Effort to Cap Pension Payments

Senate measure would cut corporate contributions to plans; House action uncertain.

The Senate passed a bill this week that would allow companies to use a 25-year average of corporate bond yields when calculating their defined-benefit pension liabilities. If the measure becomes law, it could greatly reduce the contributions companies have to make to their pension plans, but it’s not clear whether the House will adopt the Senate provision.

The Senate measure is contained in S. 1813, a transportation funding bill. Kathryn Ricard, senior vice president of retirement policy at the ERISA Industry Committee, which represents major U.S. employers, says that a bill to extend transportation funding that the House produced in February did not include the pension provision.

At year-end 2011, the corporate discount rate was about 5.5%, says Andrew Wozniak, director of portfolio management and investment strategy at BNY Mellon Asset Management. The 25-year average for long-term AA bonds was 7.13%, he says, with the low end of the 10% corridor at 6.42% and the high end at 7.85%.

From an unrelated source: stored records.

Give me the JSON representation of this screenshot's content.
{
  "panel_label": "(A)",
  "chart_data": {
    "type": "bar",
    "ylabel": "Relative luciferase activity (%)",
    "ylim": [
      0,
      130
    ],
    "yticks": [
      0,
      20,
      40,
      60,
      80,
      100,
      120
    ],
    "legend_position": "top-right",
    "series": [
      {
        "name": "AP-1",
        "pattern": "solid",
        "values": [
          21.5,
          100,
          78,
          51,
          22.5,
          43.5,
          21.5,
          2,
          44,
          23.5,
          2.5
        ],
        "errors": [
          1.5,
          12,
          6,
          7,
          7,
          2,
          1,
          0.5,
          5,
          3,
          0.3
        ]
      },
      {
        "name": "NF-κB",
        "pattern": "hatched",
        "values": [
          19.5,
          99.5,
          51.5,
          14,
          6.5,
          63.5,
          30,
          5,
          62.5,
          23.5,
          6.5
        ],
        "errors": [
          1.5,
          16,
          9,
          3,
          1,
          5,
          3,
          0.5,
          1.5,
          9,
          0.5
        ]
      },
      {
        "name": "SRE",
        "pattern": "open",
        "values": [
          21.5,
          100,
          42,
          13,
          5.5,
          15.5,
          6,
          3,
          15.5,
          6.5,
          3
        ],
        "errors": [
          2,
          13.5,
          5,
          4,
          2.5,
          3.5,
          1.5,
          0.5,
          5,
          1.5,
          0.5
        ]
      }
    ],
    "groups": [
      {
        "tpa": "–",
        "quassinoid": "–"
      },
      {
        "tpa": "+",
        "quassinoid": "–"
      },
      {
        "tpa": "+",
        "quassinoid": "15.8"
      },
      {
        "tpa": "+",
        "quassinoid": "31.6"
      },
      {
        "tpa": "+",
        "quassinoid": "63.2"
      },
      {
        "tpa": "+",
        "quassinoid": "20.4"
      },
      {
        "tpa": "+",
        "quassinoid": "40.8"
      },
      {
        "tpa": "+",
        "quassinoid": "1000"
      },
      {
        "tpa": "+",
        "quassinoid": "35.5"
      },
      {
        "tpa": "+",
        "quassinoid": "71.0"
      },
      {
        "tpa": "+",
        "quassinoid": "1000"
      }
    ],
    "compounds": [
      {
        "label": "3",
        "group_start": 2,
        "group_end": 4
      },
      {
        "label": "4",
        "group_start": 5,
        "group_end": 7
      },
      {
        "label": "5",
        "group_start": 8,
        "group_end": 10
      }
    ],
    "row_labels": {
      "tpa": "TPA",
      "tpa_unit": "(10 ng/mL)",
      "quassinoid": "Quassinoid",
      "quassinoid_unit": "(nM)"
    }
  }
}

Since the 5.5% rate would be outside the 10% corridor, the Senate measure would have companies use the low end of the corridor, 6.42%, instead. The difference of about 100 basis points on the rate would mean a 10% to 15% decrease in plan liabilities, Wozniak says. “That would make the funding status higher, and therefore they wouldn’t have to put as much money in the [pension] trust.” He estimates aggregate corporate pension plan contributions this year could be cut by as much as two-thirds.